For one thing, corporal punishment in schools was widely accepted within Irish society and was indeed regarded as a necessary part of an effective education system. It was not until the 1970s, following a campaign pursued mainly by one man, Dr Cyril Daly, that public opinion began to have second thoughts about the usefulness of beating the lard out of schoolchildren on a daily basis.
The abuses were facilitated and acquiesced in by a State-franchised culture of violence and sadism, sanctioned in the name of education and social control. By the late 1960s, a number of activists were campaigning on the issue, including a group called Reform, founded by a Dublin postman, Frank Crummy. The most courageous
and consistently raised voice against this culture was a medical doctor, Cyril Daly, who, in his early thirties in the 1960s, began speaking out against the axis-of-evil comprising the Irish State and the Catholic Church. Dr Daly was, and remains, a practising Catholic who opposed violence against children from – odd as this may have been made to seem – a Christian perspective.

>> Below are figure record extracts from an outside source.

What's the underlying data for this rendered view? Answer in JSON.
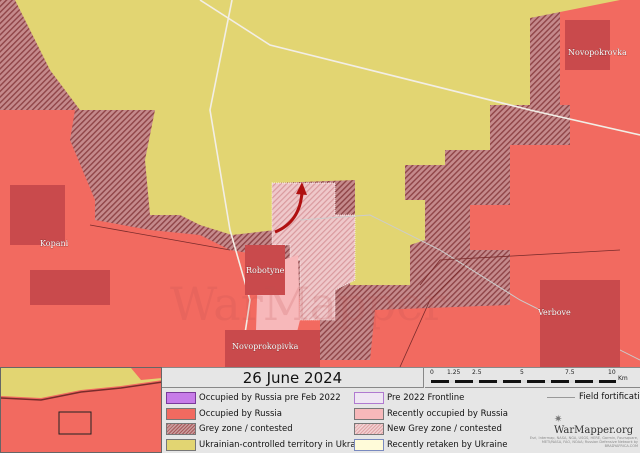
{
  "map": {
    "towns": [
      "Kopani",
      "Robotyne",
      "Novopokrovka",
      "Verbove",
      "Novoprokopivka"
    ],
    "watermark": "WarMapper",
    "colors": {
      "occupied": "#f26a60",
      "ukraine": "#e2d572",
      "grey": "#a85a5c",
      "recent": "#f7b8ba",
      "new_grey": "#e8b5b8",
      "arrow": "#b01010"
    }
  },
  "legend": {
    "date": "26 June 2024",
    "scale": {
      "ticks": [
        "0",
        "1.25",
        "2.5",
        "5",
        "7.5",
        "10"
      ],
      "unit": "Km"
    },
    "items": [
      {
        "label": "Occupied by Russia pre Feb 2022",
        "color": "#c77ce8"
      },
      {
        "label": "Occupied by Russia",
        "color": "#f26a60"
      },
      {
        "label": "Grey zone / contested",
        "color": "#a85a5c"
      },
      {
        "label": "Ukrainian-controlled territory in Ukraine",
        "color": "#e2d572"
      },
      {
        "label": "Pre 2022 Frontline",
        "color": "#efe6f3"
      },
      {
        "label": "Recently occupied by Russia",
        "color": "#f7b8ba"
      },
      {
        "label": "New Grey zone / contested",
        "color": "#e8b5b8"
      },
      {
        "label": "Recently retaken by Ukraine",
        "color": "#fffbd9"
      }
    ],
    "field_fortifications": "Field fortifications",
    "brand": "WarMapper.org",
    "credits": "Esri, Intermap, NASA, NGA, USGS, HERE, Garmin, Foursquare, METI/NASA, FAO, NOAA; Russian Defensive Network by BRADYAFRICA.COM"
  }
}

Since Dr Daly’s public career ended in the 1980s, with the banning of corporal punishment from Irish schools, his name may be new to most people under forty. But it is largely due to his efforts that Irish children are not today being flogged by thugs calling themselves teachers while the rest of us go about our business.
In November 1967, the Sunday Independent published a chillingly realized tableau written by Dr Daly in which he described a 13-stone teacher deploying a carefully stitched leather against a five-stone boy. He observed the attentiveness of the watching classmates, the spoken injunction that the recipient take it ‘like a man’. He used the words ‘assault’ and ‘blow’. He described the teacher pausing to say the Angelus before continuing the beating and the forced smile on the boy’s lips as he returned to his desk.
In 1969, Dr Daly collected 8,000 signatures for a petition demanding an end to corporal punishment. When he presented the education minister Brian Lenihan with the bound volumes of the petition, the father of the present-day minister for finance asked, ‘What do you expect me to do about these?’
There was little evidence of deference about Dr Daly’s interventions. He described corporal punishment as a ‘scabrous feature’ of Irish education and noted that Catholic teachers and prostitutes were the only categories of profession to employ corporal punishment in their work. Dr Daly observed that, although they had been abolished in the army and navy, and not ordered by a court for a quarter of a century, beatings continued to be inflicted on children of five or six. He explained how corporal punishment creates a tension in children that later causes depression and anxiety. He warned that beatings instil a false sense of moral responsibility, centred exclusively on a sense of externally imposed order.